In this news, we discuss the Oil inches up after 5% slide overnight as hurricane shuts U.S. output.
SINGAPORE / MELBOURNE (Reuters) – Oil prices rebounded slightly on Thursday after falling 5% in the previous session, supported by the prospect of a tight supply in the near term to two-thirds of the US production shut down in the Gulf of Mexico as Hurricane Zeta slammed Louisiana.
Market watchers said technical support was a factor as well, after signs of a growing glut in global oil supplies and a second wave of coronavirus infections pushed prices down on Wednesday.
U.S. West Texas Intermediate (WTI) crude futures edged up 7 cents, or 0.19%, to $ 37.46 a barrel at 5:17 a.m. GMT, while futures on the U.S. Brent rose 4 cents, or 0.10%, to $ 39.16 a barrel.
WTI in the $ 36.45 to $ 36.95 range has proven to be a “buy zone” since early September, said Axi chief market strategist Stephen Innes. If the market fell through this, it would be a bearish sign, he said.
The impact of Hurricane Zeta is expected to be short-lived and the return of US production will add to existing oversupply, with Libya rapidly ramping up production after an eight-month blockade.

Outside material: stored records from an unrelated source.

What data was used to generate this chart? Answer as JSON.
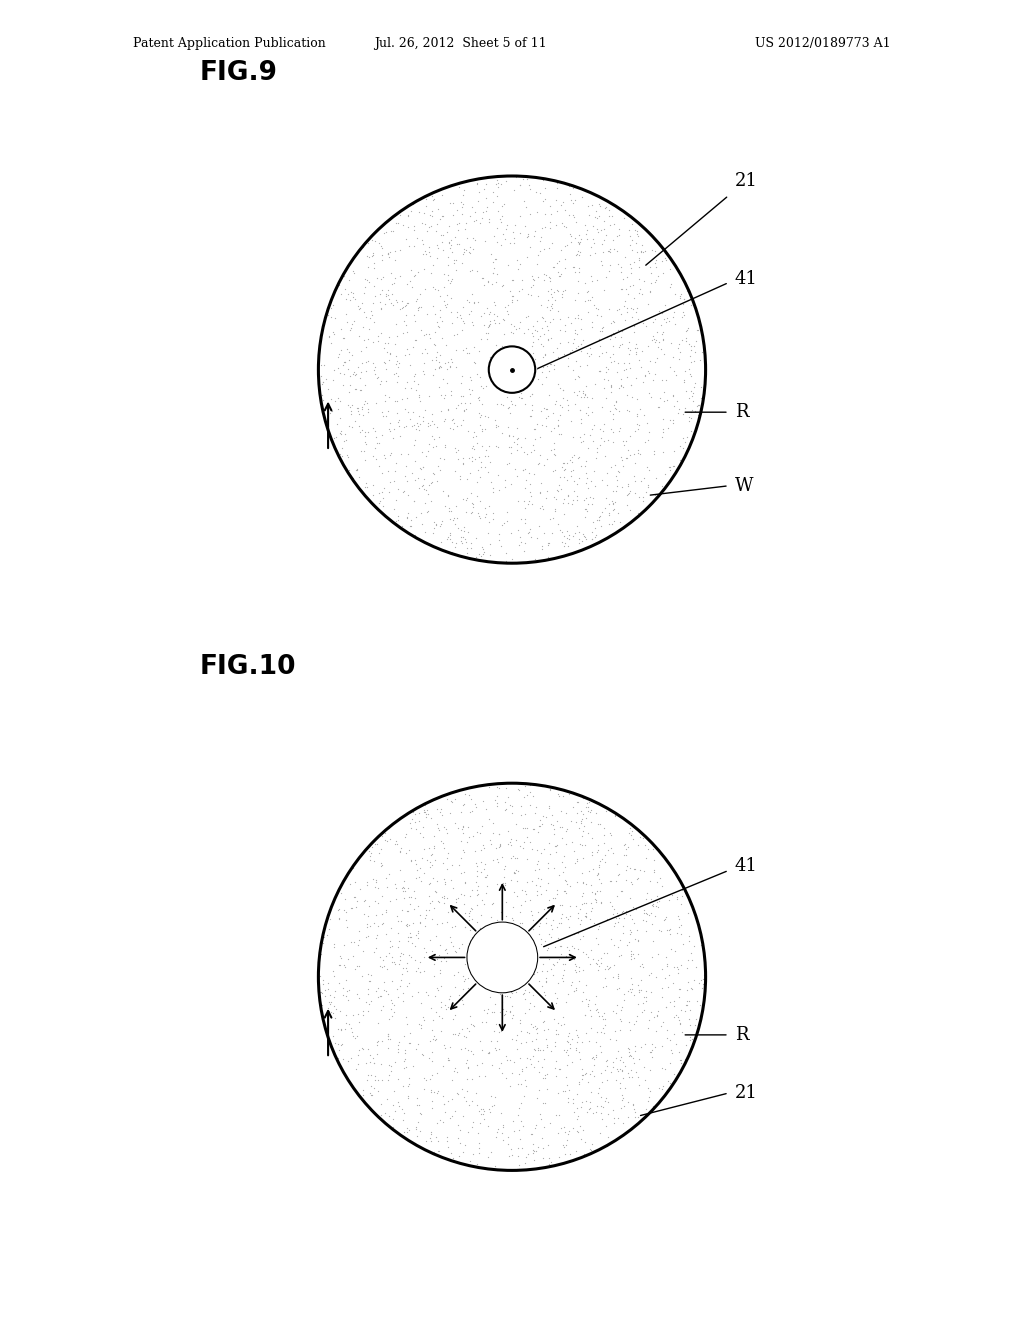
{
  "bg_color": "#ffffff",
  "header_left": "Patent Application Publication",
  "header_mid": "Jul. 26, 2012  Sheet 5 of 11",
  "header_right": "US 2012/0189773 A1",
  "fig9_label": "FIG.9",
  "fig10_label": "FIG.10",
  "dot_color": "#aaaaaa",
  "dot_size": 0.8,
  "dot_density": 2000
}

Zeta is expected to weaken into a gale force non-tropical low by Thursday morning in the United States, the Florida-based National Hurricane Center said.

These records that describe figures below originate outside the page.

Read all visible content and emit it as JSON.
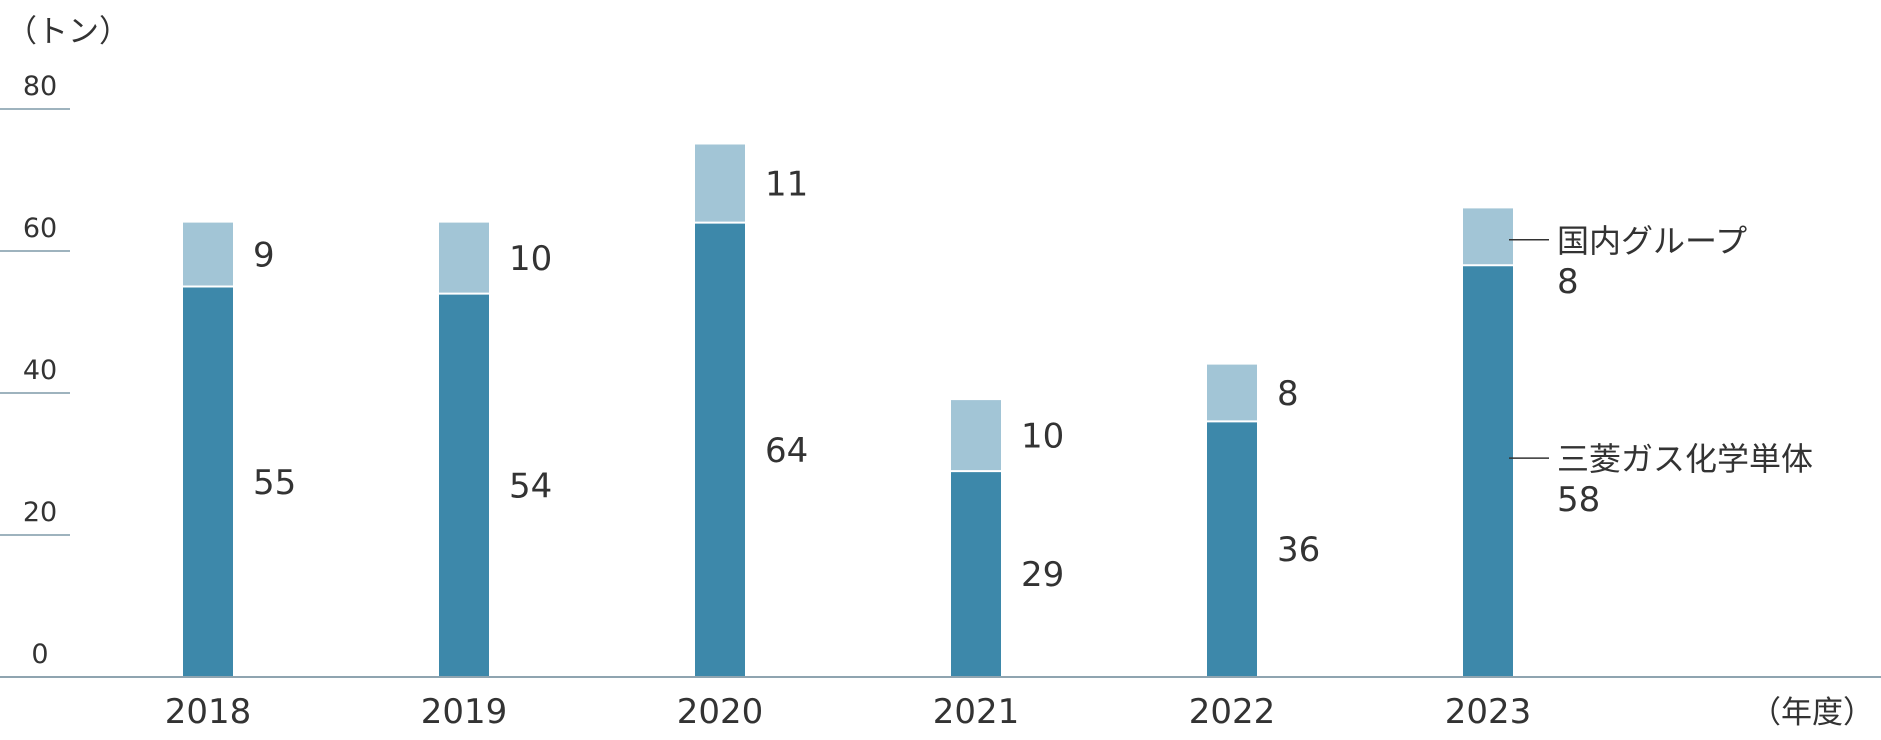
{
  "chart_data": {
    "type": "bar",
    "stacked": true,
    "y_unit": "（トン）",
    "x_unit": "（年度）",
    "categories": [
      "2018",
      "2019",
      "2020",
      "2021",
      "2022",
      "2023"
    ],
    "series": [
      {
        "name": "三菱ガス化学単体",
        "values": [
          55,
          54,
          64,
          29,
          36,
          58
        ],
        "value_labels": [
          "55",
          "54",
          "64",
          "29",
          "36",
          "58"
        ],
        "color": "#3d88aa"
      },
      {
        "name": "国内グループ",
        "values": [
          9,
          10,
          11,
          10,
          8,
          8
        ],
        "value_labels": [
          "9",
          "10",
          "11",
          "10",
          "8",
          "8"
        ],
        "color": "#a2c5d6"
      }
    ],
    "ylim": [
      0,
      80
    ],
    "yticks": [
      0,
      20,
      40,
      60,
      80
    ],
    "ytick_labels": [
      "0",
      "20",
      "40",
      "60",
      "80"
    ],
    "legend": "inline-right-of-last-bar",
    "grid": false,
    "colors": {
      "axis": "#8fa4b0",
      "tick": "#7f9aa8",
      "text": "#333333"
    }
  }
}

Data from the US Energy Information Administration on Wednesday provided further evidence of the growing glut: US crude inventories rose 4.3 million barrels in the week of October 23, a larger than expected increase.
The surge in COVID-19 cases in Europe, which has led to new restrictions preventing people from moving, is casting a shadow over the market. Oil fell mid-morning in Asia before rising slightly.
France will require people to stay at home for all activities except essential activities from Friday, while Germany will close bars, restaurants and theaters from November 2 until the end of the month.
“The resurgence of the pandemic is putting pressure on OPEC to delay its planned production increase in January,” ANZ Research said in a note.
The Organization of the Petroleum Exporting Countries and its allies, together called OPEC +, plan to reduce their production cuts in January 2021, from 7.7 million barrels per day (bpd) to around 5.7 million bpd.
Meanwhile, prospects for the bitter trade conflict between China and the United States, whose relations have fallen to the lowest point in decades on a range of issues, remain unclear.
In an interview with Reuters six days before next week’s US election, top advisers to Joe Biden said he would consult with key US allies before deciding the future of US tariffs on China, seeking a ” collective leverage “to strengthen his hand against Beijing if elected president.